Ainsi, vous pouvez placer de la viande, des légumes et même du poisson dans votre tambour, le designer a tout prévu. Dans un sac waterproof conçu en tyvek (matériau synthétique), votre nourriture est conservée dans un emballage plastique et tout a été prévu pour que le linge ne subisse pas les désagréments d’un saumon en sauce par exemple. A en croire Iftach Gazit, il faudra peut-être un peu d’entraînement pour maitriser les programmes : « Après quelques essais et peut-être autant d’erreurs, vous devriez être capable d’obtenir un résultat satisfaisant ».
Réveiller les consciences
Mais alors, la machine à laver peut-elle devenir l’égal d’un four, d’une plaque électrique ou encore d’un micro-onde ? L’étudiant le pense et elle pourrait surtout devenir une arme contre la pauvreté et apporter une réponse aux quotidiens des plus démunis : « Face à la précarité, la laverie est devenue une solution pour les sans-abris. La plupart sont ouvertes 24h sur 24, 7 jours sur 7 et sont des refuges sûrs. Comme le décrivait un blogger sans domicile fixe (afrostyplease) : « la laverie est l’un des endroits les plus utiles sur terre, avec les librairies. Vous pouvez laver votre linge, remplir votre bouteille d’eau, recharger votre téléphone, ordinateur… L’occasion de prendre du temps pour soi et de ne pas se sentir harcelé ». Alors pourquoi ne serions-nous pas capables de cuisiner pendant ce temps ? ». Le soin apporté au design packaging délivre de précieuses informations en matière de nutrition et met en valeur le plat sélectionné. Un moindre mal pour des personnes qui ont besoin de réconfort et de se sentir valorisées.
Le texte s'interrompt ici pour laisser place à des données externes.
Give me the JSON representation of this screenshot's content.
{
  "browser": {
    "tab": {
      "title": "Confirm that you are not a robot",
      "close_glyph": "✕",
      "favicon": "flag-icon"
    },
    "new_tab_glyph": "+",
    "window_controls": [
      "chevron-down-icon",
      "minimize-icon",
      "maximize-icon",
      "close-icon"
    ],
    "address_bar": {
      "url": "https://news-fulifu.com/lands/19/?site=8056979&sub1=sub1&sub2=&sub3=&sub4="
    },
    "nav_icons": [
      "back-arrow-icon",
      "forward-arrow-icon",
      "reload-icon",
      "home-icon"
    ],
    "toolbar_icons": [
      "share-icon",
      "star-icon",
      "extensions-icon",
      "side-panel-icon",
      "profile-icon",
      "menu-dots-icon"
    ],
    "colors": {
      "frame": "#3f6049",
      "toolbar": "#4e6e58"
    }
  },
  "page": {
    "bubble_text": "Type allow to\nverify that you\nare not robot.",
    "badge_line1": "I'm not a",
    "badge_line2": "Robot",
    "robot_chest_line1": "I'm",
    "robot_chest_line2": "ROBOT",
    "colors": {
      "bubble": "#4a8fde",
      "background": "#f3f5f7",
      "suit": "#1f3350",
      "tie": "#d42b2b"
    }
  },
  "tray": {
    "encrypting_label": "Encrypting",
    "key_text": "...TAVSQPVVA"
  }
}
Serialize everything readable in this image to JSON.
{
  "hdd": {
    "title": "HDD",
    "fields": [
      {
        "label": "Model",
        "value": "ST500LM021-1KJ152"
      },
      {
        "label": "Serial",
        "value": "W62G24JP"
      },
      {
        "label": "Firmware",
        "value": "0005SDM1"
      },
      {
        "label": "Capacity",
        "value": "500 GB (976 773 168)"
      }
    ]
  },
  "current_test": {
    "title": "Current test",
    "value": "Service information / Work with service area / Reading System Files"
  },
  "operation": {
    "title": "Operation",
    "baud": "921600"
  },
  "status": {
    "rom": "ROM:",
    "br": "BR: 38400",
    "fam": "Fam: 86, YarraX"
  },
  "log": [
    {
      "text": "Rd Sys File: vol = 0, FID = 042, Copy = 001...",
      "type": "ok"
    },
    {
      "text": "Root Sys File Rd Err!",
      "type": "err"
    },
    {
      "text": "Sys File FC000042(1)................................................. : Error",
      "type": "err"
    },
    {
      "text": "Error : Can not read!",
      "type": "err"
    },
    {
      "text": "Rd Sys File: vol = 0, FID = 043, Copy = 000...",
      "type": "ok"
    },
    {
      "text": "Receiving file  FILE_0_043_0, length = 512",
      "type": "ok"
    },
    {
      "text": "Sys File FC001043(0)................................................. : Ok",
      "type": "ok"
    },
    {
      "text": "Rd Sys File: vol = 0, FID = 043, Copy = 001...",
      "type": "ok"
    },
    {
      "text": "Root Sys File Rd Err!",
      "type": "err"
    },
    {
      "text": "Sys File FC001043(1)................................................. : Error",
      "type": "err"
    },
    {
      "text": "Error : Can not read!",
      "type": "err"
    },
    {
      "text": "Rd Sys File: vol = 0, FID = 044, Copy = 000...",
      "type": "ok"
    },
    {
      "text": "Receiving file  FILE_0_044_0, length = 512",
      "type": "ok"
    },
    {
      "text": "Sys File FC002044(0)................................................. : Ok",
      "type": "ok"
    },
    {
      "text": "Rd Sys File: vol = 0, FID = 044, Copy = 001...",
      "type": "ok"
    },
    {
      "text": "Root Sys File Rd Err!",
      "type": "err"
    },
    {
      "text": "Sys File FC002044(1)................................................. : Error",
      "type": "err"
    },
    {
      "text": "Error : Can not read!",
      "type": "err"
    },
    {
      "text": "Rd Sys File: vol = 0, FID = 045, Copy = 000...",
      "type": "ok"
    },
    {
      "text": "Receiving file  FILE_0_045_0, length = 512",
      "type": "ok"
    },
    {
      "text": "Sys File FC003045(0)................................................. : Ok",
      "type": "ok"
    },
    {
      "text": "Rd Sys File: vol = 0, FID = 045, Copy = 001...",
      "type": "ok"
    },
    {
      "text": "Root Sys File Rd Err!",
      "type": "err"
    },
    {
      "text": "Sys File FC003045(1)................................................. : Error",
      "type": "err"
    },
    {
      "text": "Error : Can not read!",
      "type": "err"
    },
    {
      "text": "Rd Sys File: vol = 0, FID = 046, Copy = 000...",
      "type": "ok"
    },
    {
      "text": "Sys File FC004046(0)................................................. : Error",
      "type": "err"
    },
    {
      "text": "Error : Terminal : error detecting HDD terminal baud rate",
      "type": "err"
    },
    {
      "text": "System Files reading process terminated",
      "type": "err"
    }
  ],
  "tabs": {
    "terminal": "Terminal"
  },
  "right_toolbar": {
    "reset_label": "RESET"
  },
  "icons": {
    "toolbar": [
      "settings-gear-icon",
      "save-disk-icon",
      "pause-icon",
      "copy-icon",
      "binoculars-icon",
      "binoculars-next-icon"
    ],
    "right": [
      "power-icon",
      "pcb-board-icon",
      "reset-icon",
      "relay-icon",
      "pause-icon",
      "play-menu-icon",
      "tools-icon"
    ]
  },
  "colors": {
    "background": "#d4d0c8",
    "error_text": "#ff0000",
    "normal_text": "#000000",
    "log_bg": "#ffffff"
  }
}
Iftach Gazit va même plus loin dans sa démarche et pose un regard lucide sur le monde qui nous entoure. Un rappel à l’ordre pas si anodin qui prend ses racines dans un événement douloureux pour des millions de personnes : « Il est marrant de penser que le fait de cuisiner avec une machine à laver puisse devenir une tendance, voire même un concept de restaurant branché à la Damien Hirst. Mais il n’est pas question ici d’humour. Nous préférons penser qu’il s’agit d’une manière de se rappeler les conséquences de la crise économique de 2008, avec tous ces logements perdus et ces rêves brisés (…). Ce n’est pas uniquement un projet pour les sans-abris, mais pour chacun d’entre nous. Un reflet de nos goûts, de nos capacités économiques et de notre culture ».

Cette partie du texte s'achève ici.